JOINT BASE SAN ANTONIO-FORT SAM HOUSTON, Texas (Oct. 22, 2020) -- Leaders from the 923rd Contracting Battalion cased their organizational colors during a ceremony Oct. 20 at Fort Riley, Kansas, in preparation for deployment in support of Operation Inherent Resolve in the coming weeks.
Lt. Col. Robert Bartruff, the 923rd CBN battalion commander, and Sgt. Maj. Jason Martinez, the battalion sergeant major, cased the colors before a small audience of fellow Soldiers, members of Mission and Installation Contracting Command-Fort Riley and family during the ceremony also broadcast virtually on social media.
As part of his remarks, Bartruff said the ceremony marks the second time the 923rd CBN has cased its colors for a deployment in support of operations overseas since its activation at Detroit Arsenal in Warren, Michigan, in July 2014, and the first time since the battalion uncased its colors at Fort Riley in July 2017.
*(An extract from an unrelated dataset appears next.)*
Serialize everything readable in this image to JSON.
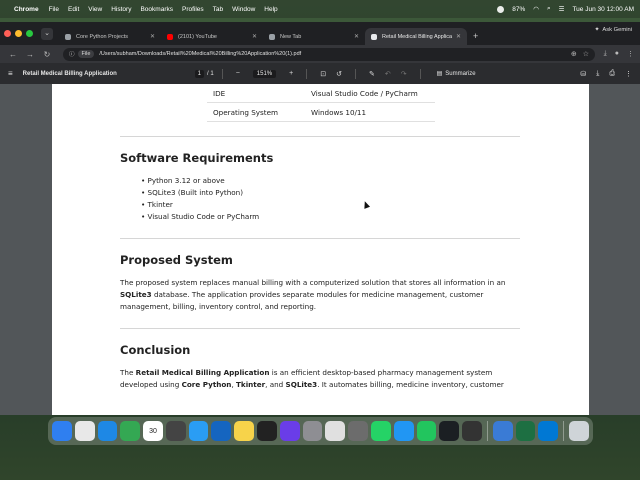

“The battalion returns to Iraq for a second time to continue to build on the operational contract support successes and progress of previous contracting battalions and activities,” the commander said. “The battalion is well and ready, all of which was made possible from the monumental support of the Mission and Installation Contracting Command and 418th Contracting Support Brigade staffs, and especially to the proud dedication and commitment of the Soldiers and civilians of the 923rd and MICC-Riley.”
The casing of colors is an Army tradition as the unit flag represents the history, honor and esprit de corps of the Soldiers assigned to the unit. The ceremony symbolized the battalion headquarters’ departure from Fort Riley. The colors will be uncased upon the 923rd CBN’s arrival in Iraq.
About the MICC:
Headquartered at JBSA-Fort Sam Houston, Texas, the Mission and Installation Contracting Command consists of about 1,500 military and civilian members who are responsible for contracting goods and services in support of Soldiers as well as readying trained contracting units for the operating force and contingency environment when called upon. As part of its mission, MICC contracts are vital in feeding more than 200,000 Soldiers every day, providing many daily base operations support services at installations, facilitate training in the preparation of more than 100,000 conventional force members annually, training more than 500,000 students each year, and maintaining more than 14.4 million acres of land and 170,000 structures.